Food
Park City’s new Zero Food Waste Cohort offers economic and environmental wins for local restaurants
Photo: Lenka Dzurendova
PARK CITY, Utah — The Park City Chamber & Visitors Bureau (PCCVB) and Park City Community Foundation (PCCF) have partnered to create a new initiative aimed at reducing food waste in local restaurants. The Zero Food Waste Restaurant Cohort will work with 20 local restaurants and caterers to implement waste reduction strategies at no cost to the businesses.
The pilot program offers participants coverage of start-up costs and monthly service fees for food waste diversion, a workshop led by industry experts from ReFED, follow-up consulting, and streamlined onboarding for the Green Business Program.
“This is a great opportunity for local restaurants to work alongside experts to find customized solutions that will help reduce waste and costs for their businesses,” said Morgan Mingle, Director of Sustainable Tourism for the PCCVB, who led the creation of this project.
Understanding the unique challenges of Park City’s diverse restaurant scene is central to the program’s approach. Mingle emphasized that flexibility is key to success.

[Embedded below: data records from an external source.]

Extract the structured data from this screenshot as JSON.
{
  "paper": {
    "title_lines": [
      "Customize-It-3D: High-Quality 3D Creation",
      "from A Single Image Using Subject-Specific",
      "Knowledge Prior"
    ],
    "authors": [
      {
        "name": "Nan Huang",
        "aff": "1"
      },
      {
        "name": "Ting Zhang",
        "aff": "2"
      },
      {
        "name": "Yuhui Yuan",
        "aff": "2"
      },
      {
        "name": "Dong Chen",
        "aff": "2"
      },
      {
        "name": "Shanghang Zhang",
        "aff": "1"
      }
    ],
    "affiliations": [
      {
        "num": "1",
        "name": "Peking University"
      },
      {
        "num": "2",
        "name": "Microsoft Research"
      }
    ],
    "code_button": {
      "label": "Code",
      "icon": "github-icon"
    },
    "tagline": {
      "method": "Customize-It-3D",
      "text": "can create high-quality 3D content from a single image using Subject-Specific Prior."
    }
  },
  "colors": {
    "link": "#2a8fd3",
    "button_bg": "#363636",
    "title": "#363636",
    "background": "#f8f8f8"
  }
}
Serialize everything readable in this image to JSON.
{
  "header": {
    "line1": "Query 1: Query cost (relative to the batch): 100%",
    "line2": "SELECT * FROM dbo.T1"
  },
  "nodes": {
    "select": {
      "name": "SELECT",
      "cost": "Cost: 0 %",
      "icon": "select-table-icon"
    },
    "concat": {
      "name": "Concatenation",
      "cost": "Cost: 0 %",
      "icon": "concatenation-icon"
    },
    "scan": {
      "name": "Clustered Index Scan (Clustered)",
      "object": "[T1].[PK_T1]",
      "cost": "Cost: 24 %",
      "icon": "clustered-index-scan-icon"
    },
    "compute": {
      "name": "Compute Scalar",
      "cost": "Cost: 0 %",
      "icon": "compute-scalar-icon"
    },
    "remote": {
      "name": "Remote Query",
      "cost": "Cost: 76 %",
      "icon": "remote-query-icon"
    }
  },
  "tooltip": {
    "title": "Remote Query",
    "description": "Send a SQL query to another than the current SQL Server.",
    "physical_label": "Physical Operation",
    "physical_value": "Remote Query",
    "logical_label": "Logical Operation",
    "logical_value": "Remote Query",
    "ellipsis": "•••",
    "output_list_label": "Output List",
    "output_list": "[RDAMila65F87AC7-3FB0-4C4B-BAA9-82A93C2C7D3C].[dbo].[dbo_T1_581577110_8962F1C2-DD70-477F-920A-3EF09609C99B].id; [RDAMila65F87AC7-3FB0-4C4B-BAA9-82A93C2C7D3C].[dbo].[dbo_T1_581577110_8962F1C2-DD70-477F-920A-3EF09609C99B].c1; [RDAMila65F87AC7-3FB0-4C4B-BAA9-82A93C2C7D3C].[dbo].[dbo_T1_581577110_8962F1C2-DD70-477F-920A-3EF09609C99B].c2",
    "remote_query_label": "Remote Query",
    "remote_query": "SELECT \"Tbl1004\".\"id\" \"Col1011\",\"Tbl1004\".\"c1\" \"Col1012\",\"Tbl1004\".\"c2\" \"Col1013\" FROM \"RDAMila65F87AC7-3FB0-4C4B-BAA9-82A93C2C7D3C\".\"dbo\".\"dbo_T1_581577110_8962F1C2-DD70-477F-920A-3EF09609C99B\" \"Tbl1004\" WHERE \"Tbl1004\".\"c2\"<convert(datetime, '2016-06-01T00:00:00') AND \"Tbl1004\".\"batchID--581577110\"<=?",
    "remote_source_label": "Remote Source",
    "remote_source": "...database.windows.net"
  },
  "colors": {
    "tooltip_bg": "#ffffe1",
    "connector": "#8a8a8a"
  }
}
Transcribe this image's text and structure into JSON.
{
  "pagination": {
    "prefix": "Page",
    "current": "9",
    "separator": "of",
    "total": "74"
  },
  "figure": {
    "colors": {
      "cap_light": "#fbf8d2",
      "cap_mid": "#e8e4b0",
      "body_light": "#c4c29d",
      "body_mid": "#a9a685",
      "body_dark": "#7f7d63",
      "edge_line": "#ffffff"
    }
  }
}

“We’re all very aware that there’s not going to be one solution that all restaurants, all caterers, are going to have very different business models, operations, and capabilities,” she said. “By making this a cohort, and by focusing on some basics with the workshop, and then having a lot of one-on-one consultation specifically with those individual restaurants, it’ll help them have confidence in implementing these solutions in a way that’s going to work for their business.”
The program takes a comprehensive approach, addressing both prevention of food waste and effective disposal of what can’t be avoided. Beyond the environmental benefits, there’s a compelling financial case for restaurants to participate.
Andy Hecht, Climate Fund Manager at PCCF, points to the significant economic advantages of food waste diversion.
“It is amazing how much money it saves the county,” Hecht said. “You’re taking something that really is quite valuable, and you’re putting it in a valuable space forever, it’s not going to be reused. And you’re taking that valuable resource out, and you’re creating a marketable product. Economically it’s an amazing story to tell.”
By diverting food waste from taking up valuable landfill space and instead converting it into valuable soil through composting, the program transforms something that costs money to dispose of into a resource that can generate revenue.
This initiative represents a broader collaboration between key organizations working toward shared sustainability goals in Park City. Megan Fleming from the PCCF highlighted the importance of these partnerships.
“The Chamber has their Sustainable Tourism Plan. We have Zero Food Waste. The Green Business Program is trying to get the businesses on board,” Fleming said. “It’s just a really cool collaboration between all of these different programs and trying to really merge those all into something that we can all work together on.”
For participating restaurants, the program will connect them with expertise on inventory control and ordering practices to reduce upstream waste. When food waste is unavoidable, businesses will have connections to food donation organizations like Wasteless Solutions for ready-to-eat meals and the Christian Center for ingredient donations. Any remaining food waste will be composted locally rather than sent to the landfill.
The ongoing costs for restaurants are minimal according to Hecht. “Most residences and most businesses I’ve been working with thus far have all come back and said, ‘Wow, this is not expensive.’ The ongoing monthly charges for pickup are very, very minimal,” he noted about the composting service.
Looking to the future, the program’s organizers see this pilot as just the beginning of a larger transformation in how Park City handles food waste.
“I think our overall goal is to scale this county-wide,” Fleming said. “Our hope with this pilot is really to learn and to understand and work closely and figure out where we go from here.”
Interested restaurants and caterers can apply for the program before April 28, through the Park City Community Foundation website.